Section 109 of BSA: 

  • Section 109 of Bharatiya Sakshya Adhiniyam, 2023 (BSA) : Burden of Proving Fact Especially Within Knowledge. 
  • Previously it was covered under 106 of Evidence Act.  
  • Basic Principle: When any fact is especially within the knowledge of any person, the burden of proving that fact shifts to that person, not the opposing party. 
  • Rationale: This section prevents unfair advantage where one party has exclusive or special access to information that others cannot reasonably obtain or know. 
  • Application Test: The fact must be "especially" within knowledge - meaning it's not general knowledge but specific information only that person would possess or have easy access to. 

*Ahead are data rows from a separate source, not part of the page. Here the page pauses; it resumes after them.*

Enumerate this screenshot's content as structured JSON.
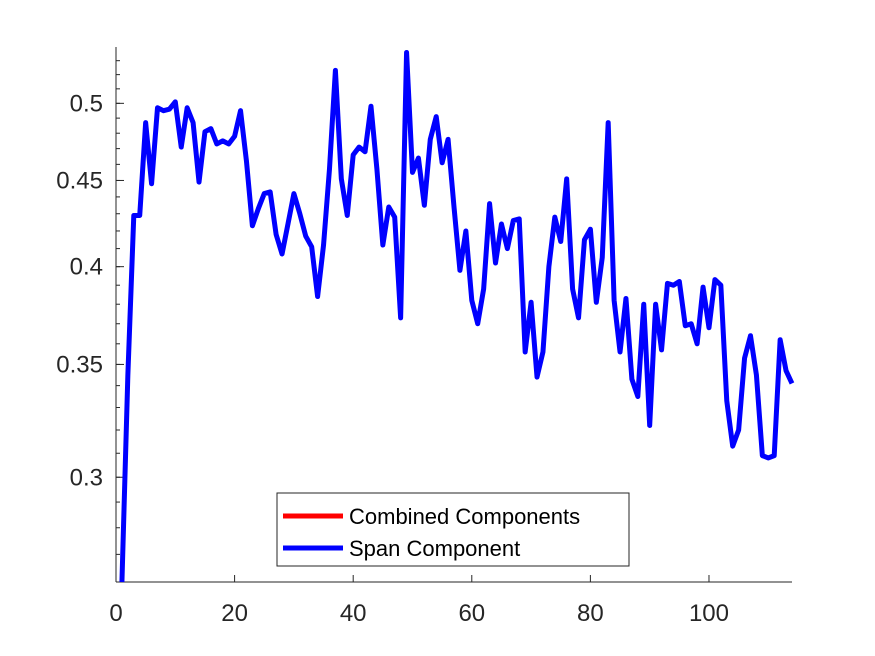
{
  "chart_data": {
    "type": "line",
    "yscale": "log",
    "xlim": [
      0,
      114
    ],
    "ylim": [
      0.26,
      0.54
    ],
    "grid": false,
    "xticks": [
      {
        "value": 0,
        "label": "0"
      },
      {
        "value": 20,
        "label": "20"
      },
      {
        "value": 40,
        "label": "40"
      },
      {
        "value": 60,
        "label": "60"
      },
      {
        "value": 80,
        "label": "80"
      },
      {
        "value": 100,
        "label": "100"
      }
    ],
    "yticks": [
      {
        "value": 0.3,
        "label": "0.3"
      },
      {
        "value": 0.35,
        "label": "0.35"
      },
      {
        "value": 0.4,
        "label": "0.4"
      },
      {
        "value": 0.45,
        "label": "0.45"
      },
      {
        "value": 0.5,
        "label": "0.5"
      }
    ],
    "legend_position": "bottom-center",
    "series": [
      {
        "name": "Combined Components",
        "color": "#ff0000",
        "values": []
      },
      {
        "name": "Span Component",
        "color": "#0000ff",
        "x": [
          1,
          2,
          3,
          4,
          5,
          6,
          7,
          8,
          9,
          10,
          11,
          12,
          13,
          14,
          15,
          16,
          17,
          18,
          19,
          20,
          21,
          22,
          23,
          24,
          25,
          26,
          27,
          28,
          29,
          30,
          31,
          32,
          33,
          34,
          35,
          36,
          37,
          38,
          39,
          40,
          41,
          42,
          43,
          44,
          45,
          46,
          47,
          48,
          49,
          50,
          51,
          52,
          53,
          54,
          55,
          56,
          57,
          58,
          59,
          60,
          61,
          62,
          63,
          64,
          65,
          66,
          67,
          68,
          69,
          70,
          71,
          72,
          73,
          74,
          75,
          76,
          77,
          78,
          79,
          80,
          81,
          82,
          83,
          84,
          85,
          86,
          87,
          88,
          89,
          90,
          91,
          92,
          93,
          94,
          95,
          96,
          97,
          98,
          99,
          100,
          101,
          102,
          103,
          104,
          105,
          106,
          107,
          108,
          109,
          110,
          111,
          112,
          113,
          114
        ],
        "values": [
          0.26,
          0.345,
          0.429,
          0.429,
          0.487,
          0.448,
          0.497,
          0.495,
          0.496,
          0.501,
          0.471,
          0.497,
          0.487,
          0.449,
          0.481,
          0.483,
          0.473,
          0.475,
          0.473,
          0.478,
          0.495,
          0.462,
          0.423,
          0.433,
          0.442,
          0.443,
          0.418,
          0.407,
          0.424,
          0.442,
          0.43,
          0.417,
          0.411,
          0.384,
          0.412,
          0.457,
          0.523,
          0.451,
          0.429,
          0.466,
          0.471,
          0.468,
          0.498,
          0.457,
          0.412,
          0.434,
          0.428,
          0.373,
          0.536,
          0.455,
          0.464,
          0.435,
          0.476,
          0.491,
          0.461,
          0.476,
          0.434,
          0.398,
          0.42,
          0.382,
          0.37,
          0.388,
          0.436,
          0.402,
          0.424,
          0.41,
          0.426,
          0.427,
          0.356,
          0.381,
          0.344,
          0.356,
          0.4,
          0.428,
          0.414,
          0.451,
          0.388,
          0.373,
          0.415,
          0.421,
          0.381,
          0.405,
          0.487,
          0.382,
          0.356,
          0.383,
          0.343,
          0.335,
          0.38,
          0.322,
          0.38,
          0.357,
          0.391,
          0.39,
          0.392,
          0.369,
          0.37,
          0.36,
          0.389,
          0.368,
          0.393,
          0.39,
          0.333,
          0.313,
          0.32,
          0.353,
          0.364,
          0.345,
          0.309,
          0.308,
          0.309,
          0.362,
          0.347,
          0.341
        ]
      }
    ]
  }
}
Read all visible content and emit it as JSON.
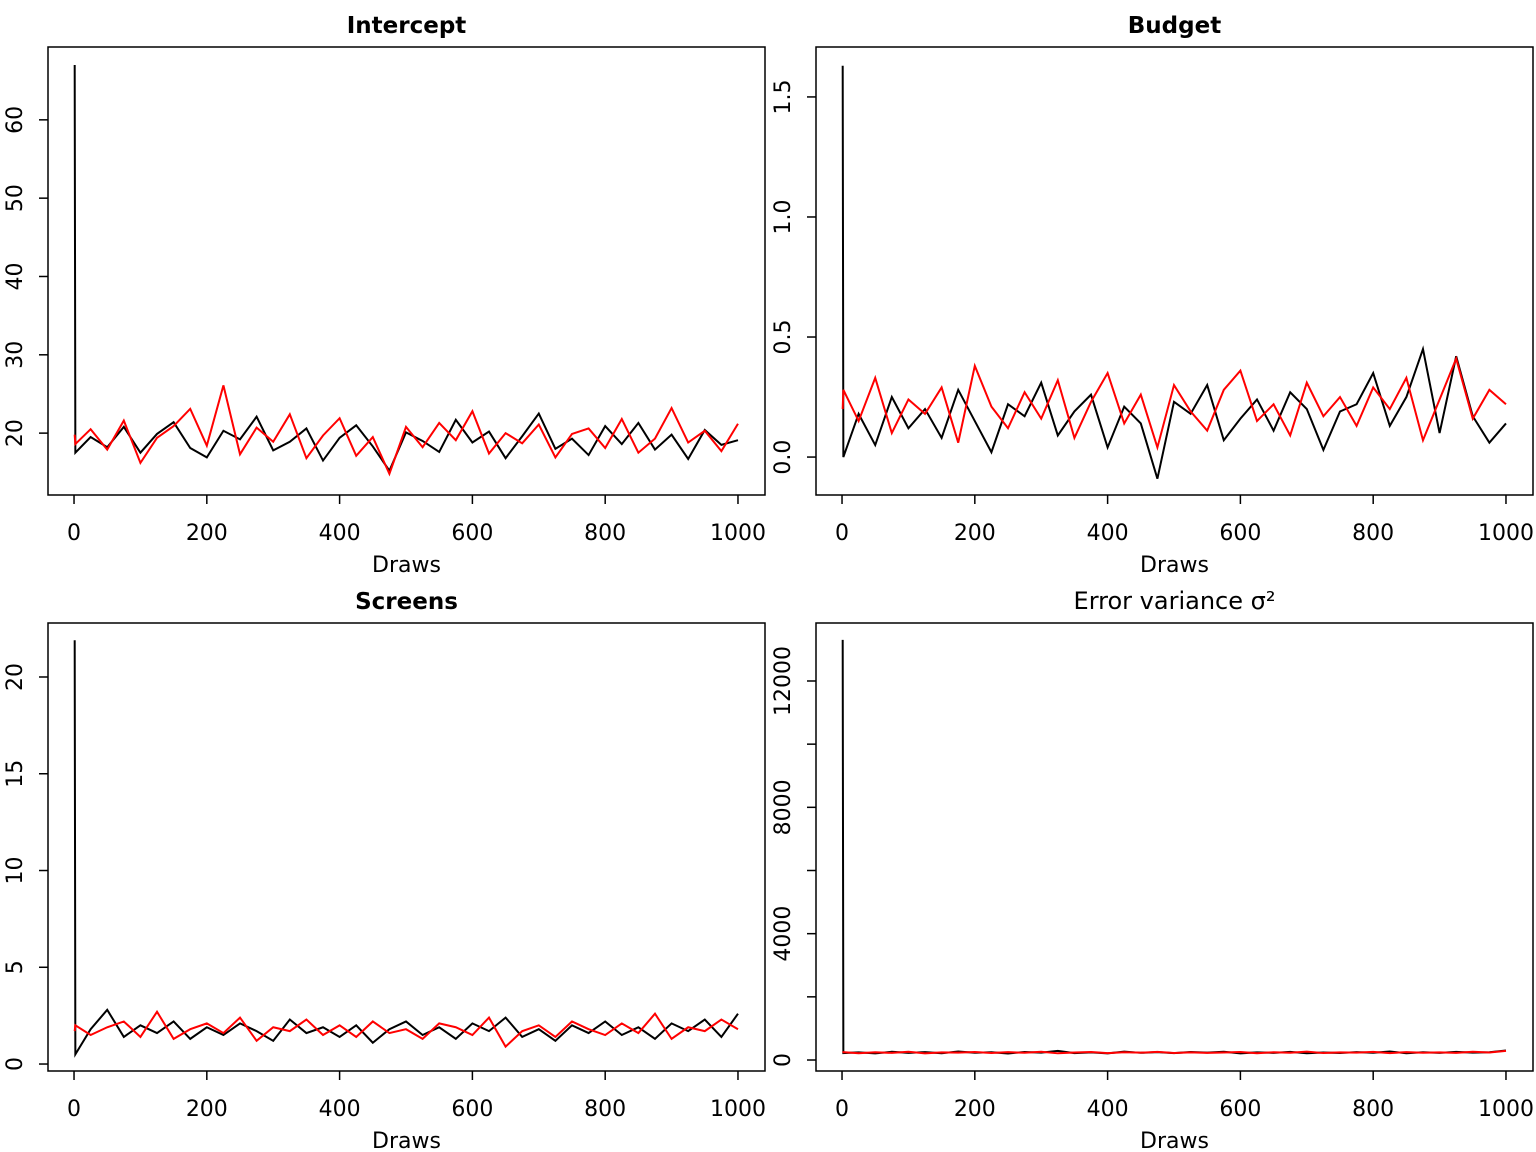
{
  "chart_data": [
    {
      "type": "line",
      "title": "Intercept",
      "title_weight": "bold",
      "xlabel": "Draws",
      "x": [
        1,
        2,
        25,
        50,
        75,
        100,
        125,
        150,
        175,
        200,
        225,
        250,
        275,
        300,
        325,
        350,
        375,
        400,
        425,
        450,
        475,
        500,
        525,
        550,
        575,
        600,
        625,
        650,
        675,
        700,
        725,
        750,
        775,
        800,
        825,
        850,
        875,
        900,
        925,
        950,
        975,
        1000
      ],
      "series": [
        {
          "color": "#000000",
          "values": [
            67,
            17.5,
            19.5,
            18.2,
            20.8,
            17.5,
            19.9,
            21.4,
            18.1,
            16.9,
            20.3,
            19.2,
            22.1,
            17.8,
            18.9,
            20.6,
            16.5,
            19.4,
            21.0,
            18.3,
            15.2,
            20.1,
            19.0,
            17.6,
            21.7,
            18.8,
            20.2,
            16.8,
            19.6,
            22.5,
            18.0,
            19.3,
            17.2,
            20.9,
            18.6,
            21.3,
            17.9,
            19.8,
            16.7,
            20.4,
            18.5,
            19.1
          ]
        },
        {
          "color": "#ff0000",
          "values": [
            19.8,
            18.6,
            20.5,
            17.9,
            21.6,
            16.2,
            19.4,
            20.9,
            23.1,
            18.4,
            26.1,
            17.3,
            20.7,
            18.9,
            22.4,
            16.8,
            19.7,
            21.9,
            17.1,
            19.5,
            14.8,
            20.8,
            18.2,
            21.3,
            19.1,
            22.8,
            17.4,
            20.0,
            18.7,
            21.1,
            16.9,
            19.9,
            20.6,
            18.1,
            21.8,
            17.5,
            19.3,
            23.2,
            18.8,
            20.3,
            17.7,
            21.2
          ]
        }
      ],
      "xlim": [
        -39.2,
        1040.7
      ],
      "xticks": [
        0,
        200,
        400,
        600,
        800,
        1000
      ],
      "ylim": [
        12.1,
        69.3
      ],
      "yticks": [
        20,
        30,
        40,
        50,
        60
      ]
    },
    {
      "type": "line",
      "title": "Budget",
      "title_weight": "bold",
      "xlabel": "Draws",
      "x": [
        1,
        2,
        25,
        50,
        75,
        100,
        125,
        150,
        175,
        200,
        225,
        250,
        275,
        300,
        325,
        350,
        375,
        400,
        425,
        450,
        475,
        500,
        525,
        550,
        575,
        600,
        625,
        650,
        675,
        700,
        725,
        750,
        775,
        800,
        825,
        850,
        875,
        900,
        925,
        950,
        975,
        1000
      ],
      "series": [
        {
          "color": "#000000",
          "values": [
            1.63,
            0.0,
            0.18,
            0.05,
            0.25,
            0.12,
            0.2,
            0.08,
            0.28,
            0.15,
            0.02,
            0.22,
            0.17,
            0.31,
            0.09,
            0.19,
            0.26,
            0.04,
            0.21,
            0.14,
            -0.09,
            0.23,
            0.18,
            0.3,
            0.07,
            0.16,
            0.24,
            0.11,
            0.27,
            0.2,
            0.03,
            0.19,
            0.22,
            0.35,
            0.13,
            0.25,
            0.45,
            0.1,
            0.42,
            0.17,
            0.06,
            0.14
          ]
        },
        {
          "color": "#ff0000",
          "values": [
            0.2,
            0.28,
            0.15,
            0.33,
            0.1,
            0.24,
            0.18,
            0.29,
            0.06,
            0.38,
            0.21,
            0.12,
            0.27,
            0.16,
            0.32,
            0.08,
            0.23,
            0.35,
            0.14,
            0.26,
            0.04,
            0.3,
            0.19,
            0.11,
            0.28,
            0.36,
            0.15,
            0.22,
            0.09,
            0.31,
            0.17,
            0.25,
            0.13,
            0.29,
            0.2,
            0.33,
            0.07,
            0.24,
            0.41,
            0.16,
            0.28,
            0.22
          ]
        }
      ],
      "xlim": [
        -39.2,
        1040.7
      ],
      "xticks": [
        0,
        200,
        400,
        600,
        800,
        1000
      ],
      "ylim": [
        -0.158,
        1.708
      ],
      "yticks": [
        {
          "value": 0,
          "label": "0.0"
        },
        0.5,
        {
          "value": 1,
          "label": "1.0"
        },
        1.5
      ]
    },
    {
      "type": "line",
      "title": "Screens",
      "title_weight": "bold",
      "xlabel": "Draws",
      "x": [
        1,
        2,
        25,
        50,
        75,
        100,
        125,
        150,
        175,
        200,
        225,
        250,
        275,
        300,
        325,
        350,
        375,
        400,
        425,
        450,
        475,
        500,
        525,
        550,
        575,
        600,
        625,
        650,
        675,
        700,
        725,
        750,
        775,
        800,
        825,
        850,
        875,
        900,
        925,
        950,
        975,
        1000
      ],
      "series": [
        {
          "color": "#000000",
          "values": [
            21.9,
            0.5,
            1.8,
            2.8,
            1.4,
            2.0,
            1.6,
            2.2,
            1.3,
            1.9,
            1.5,
            2.1,
            1.7,
            1.2,
            2.3,
            1.6,
            1.9,
            1.4,
            2.0,
            1.1,
            1.8,
            2.2,
            1.5,
            1.9,
            1.3,
            2.1,
            1.7,
            2.4,
            1.4,
            1.8,
            1.2,
            2.0,
            1.6,
            2.2,
            1.5,
            1.9,
            1.3,
            2.1,
            1.7,
            2.3,
            1.4,
            2.6
          ]
        },
        {
          "color": "#ff0000",
          "values": [
            1.7,
            2.0,
            1.5,
            1.9,
            2.2,
            1.4,
            2.7,
            1.3,
            1.8,
            2.1,
            1.6,
            2.4,
            1.2,
            1.9,
            1.7,
            2.3,
            1.5,
            2.0,
            1.4,
            2.2,
            1.6,
            1.8,
            1.3,
            2.1,
            1.9,
            1.5,
            2.4,
            0.9,
            1.7,
            2.0,
            1.4,
            2.2,
            1.8,
            1.5,
            2.1,
            1.6,
            2.6,
            1.3,
            1.9,
            1.7,
            2.3,
            1.8
          ]
        }
      ],
      "xlim": [
        -39.2,
        1040.7
      ],
      "xticks": [
        0,
        200,
        400,
        600,
        800,
        1000
      ],
      "ylim": [
        -0.36,
        22.79
      ],
      "yticks": [
        0,
        5,
        10,
        15,
        20
      ]
    },
    {
      "type": "line",
      "title": "Error variance σ²",
      "title_weight": "normal",
      "xlabel": "Draws",
      "x": [
        1,
        2,
        25,
        50,
        75,
        100,
        125,
        150,
        175,
        200,
        225,
        250,
        275,
        300,
        325,
        350,
        375,
        400,
        425,
        450,
        475,
        500,
        525,
        550,
        575,
        600,
        625,
        650,
        675,
        700,
        725,
        750,
        775,
        800,
        825,
        850,
        875,
        900,
        925,
        950,
        975,
        1000
      ],
      "series": [
        {
          "color": "#000000",
          "values": [
            13300,
            220,
            240,
            210,
            260,
            225,
            250,
            215,
            270,
            230,
            245,
            205,
            255,
            235,
            290,
            220,
            240,
            210,
            265,
            228,
            248,
            218,
            252,
            232,
            262,
            212,
            242,
            226,
            258,
            216,
            238,
            222,
            250,
            230,
            268,
            214,
            244,
            224,
            256,
            234,
            246,
            300
          ]
        },
        {
          "color": "#ff0000",
          "values": [
            230,
            250,
            215,
            245,
            225,
            260,
            210,
            240,
            235,
            255,
            220,
            248,
            228,
            262,
            212,
            238,
            252,
            218,
            244,
            232,
            258,
            222,
            242,
            226,
            236,
            254,
            214,
            246,
            230,
            264,
            220,
            240,
            234,
            256,
            218,
            250,
            228,
            242,
            224,
            260,
            238,
            290
          ]
        }
      ],
      "xlim": [
        -39.2,
        1040.7
      ],
      "xticks": [
        0,
        200,
        400,
        600,
        800,
        1000
      ],
      "ylim": [
        -348,
        13836
      ],
      "yticks": [
        0,
        {
          "value": 2000,
          "label": null
        },
        4000,
        {
          "value": 6000,
          "label": null
        },
        8000,
        {
          "value": 10000,
          "label": null
        },
        12000
      ]
    }
  ]
}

  • Criminal Law Application: In criminal cases, if certain facts about the accused's actions, mental state, or circumstances are only known to the accused, they must prove those facts (e.g., self-defense claims, alibi). 
  • Civil Law Application: In civil matters, parties with special professional knowledge, access to records, or exclusive information about events must prove facts within their special domain. 

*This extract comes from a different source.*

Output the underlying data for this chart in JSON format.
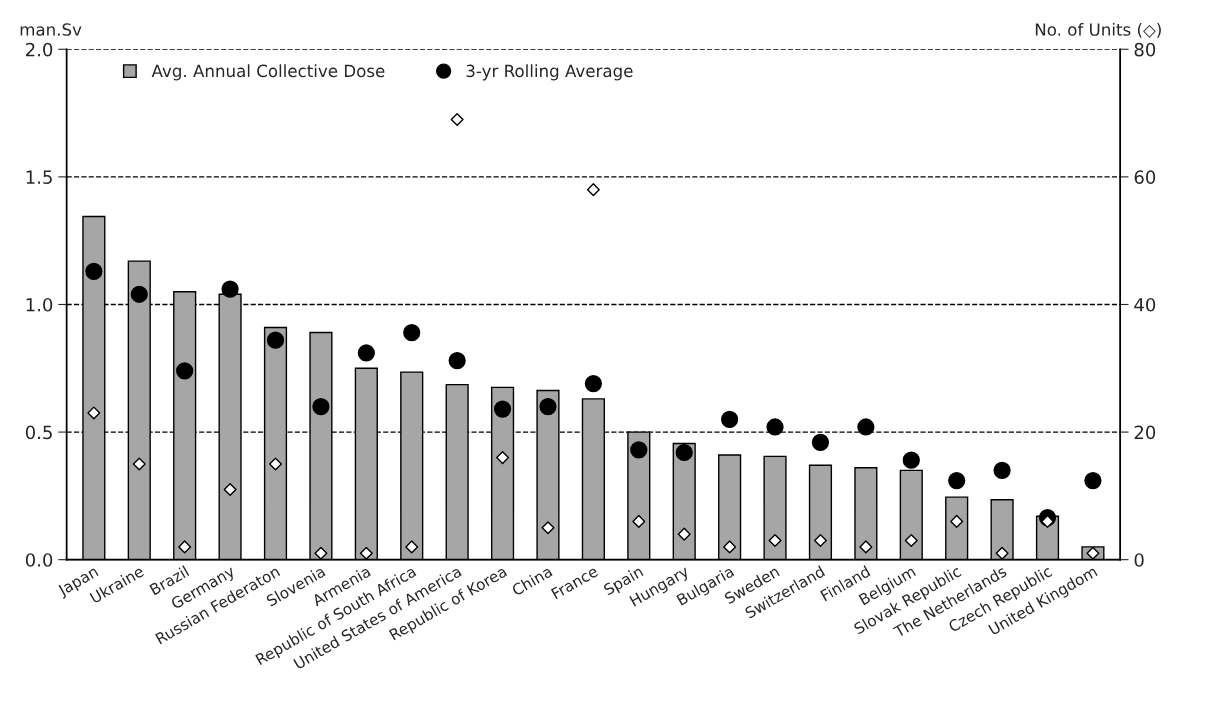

  • Judicial Interpretation: Courts apply this section reasonably and don't impose impossible burdens - the person must only prove facts they can reasonably be expected to know. 
  • Limitation: This provision is an exception to the general rule "he who asserts must prove" and should be applied judiciously to ensure fairness in proceedings. 

Case Laws 

  • Sri Narayan Bal v. Sridhar Sutar (1996): Established that a joint Hindu family is capable of acting through its Karta or adult member in management of joint Hindu family property, and coparceners cannot seek injunction against Karta restraining him from dealing with joint family property. 
  • Beereddy Dasaratharami Reddy vs. V. Manjunath & Anr. (2021): Held that where a Karta has alienated joint Hindu family property for value either for legal necessity or benefit of the estate, it binds the interest of all undivided members even when they are minors or widows. 
  • Kehar Singh v. Nachittar Kaur (2018): Clarified that once the factum of existence of legal necessity is proved, no co-coparcener has a right to challenge the sale made by the Karta of his family, and the existence of legal necessity depends upon facts of each case. 
  • Rani v. Santa Bala Debnath (1970): Established the principle that the onus to prove that a sale made by the Karta on behalf of other coparceners of Hindu Undivided Family for legal necessity lies on the alienee or purchaser.